De originele bungalow wordt in ere hersteld door hem volgens het initiële ontwerp-volume van 1958 te restaureren. De nieuwbouw haakt op dit volume in vanuit noord-oostelijke hoek. Vormelijk worden bestaand en nieuw in hun eigenheid benadrukt: de nieuwe afgeronde vorm onderscheidt zich duidelijk van de originele rechte-hoeken-volumetrie. De wegdraaiende ronde hoeken zorgen voor een zachtere volumewerking. Door ook de verdieping van de nieuwbouw terug te trekken ten aanzien van het gelijkvloers staat het nieuwe volume mooi in verhouding tot de bewaarde bungalow. De nieuwbouw maakt de transformatie op maat van het intensievere gebruik als (semi-) permanente woonplaats.
De raamopeningen verschijnen in de nieuwe gevel als strak uitgesneden vierkanten van 244×244, refererend aan de lengtemaat van de panelen van de bewaarde bungalow. De sinusplaat zorgt samen met de afgeronde hoeken en de gestapelde volumetrieën voor een mooie schaduwwerking die over de verschillende geveldelen glijdt. Deze weloverwogen materiaalkeuze maakt het bewaarde en het nieuwe gebouwdeel tot één geheel: het modernistisch deel wordt opnieuw leesbaar en tegelijkertijd wordt het zowel functioneel als in volumetrie verrijkt. Door de nieuwe gevelbekleding onderaan noch bovenaan te beëindigen, gedraagt de sinusplaat zich rond het houtskelet als een hedendaagse drapering.

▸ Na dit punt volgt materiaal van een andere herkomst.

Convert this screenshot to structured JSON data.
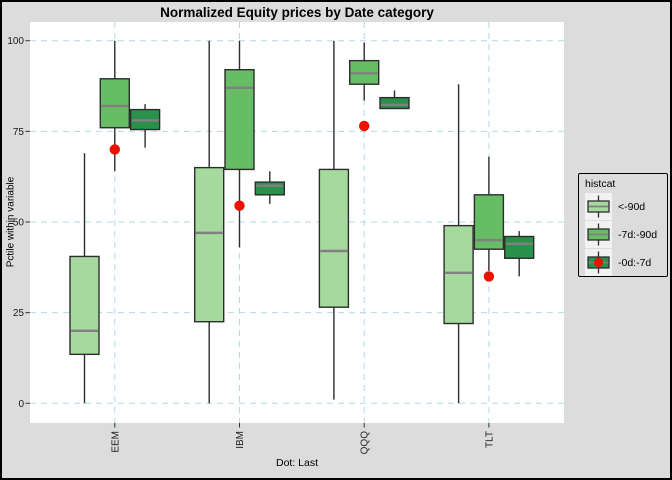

In de beleving wordt de architectuurtaal voortgezet: beide volumes zijn duidelijk onderscheiden in kleur en uitzicht maar maken samen één ruimtelijkheid. Hierin werkt het gevoel van compressie en decompressie op schaal van het interieur, tussen gang en kamer, als op de kruising tussen bestaand en nieuw, alsook op hoe het bungalow-geheel zich in de buitenruimte schakelt.